In a pessimistic assessment of talks between Iran and major powers in Vienna, diplomats from Britain, France and Germany warned on Monday that “time is running out” to rescue the pact, which they said would very soon become “an empty shell” without progress in negotiations.
Iran’s top nuclear negotiator, Ali Bagheri Kani, responded on Twitter by saying: “Some actors persist in their blame game habit, instead of real diplomacy. We proposed our ideas early, and worked constructively and flexibly to narrow gaps.”
Referring to the United States and its withdrawal from the nuclear pact in 2018, Kani wrote: “Diplomacy is a two-way street.

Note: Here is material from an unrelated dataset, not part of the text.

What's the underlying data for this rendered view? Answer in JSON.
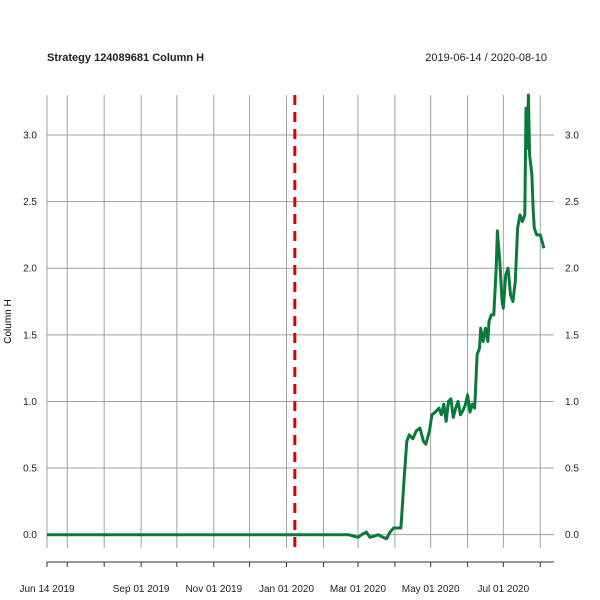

If there’s real will to remedy the culprit’s wrongdoing, the way for a quick, good deal will be paved.”
However, US Secretary of State Antony Blinken said on Tuesday that Washington continues to pursue diplomacy with Iran because “it remains, at this moment, the best option,” but added that it was “actively engaging with allies and partners on alternatives.”
Indirect talks between arch-foes Iran and the United States started in April, but stopped in June after the election of hard-line cleric Ebrahim Raisi, whose negotiating team has returned to Vienna after five months with an uncompromising stance.
In 2019, Iran started breaching nuclear restrictions under the pact in response to the US withdrawal and decision to reimpose harsh sanctions which have devastated Iran’s economy.
During the seventh round of talks, which began on Nov. 29, Iran abandoned any compromises it had made in the previous six, and demanded more, a senior US official has said.
With significant gaps remaining between Iran and the United States on some key issues — such as the speed and scope of lifting sanctions and how and when Iran will reverse its nuclear steps — chances of an agreement seem remote.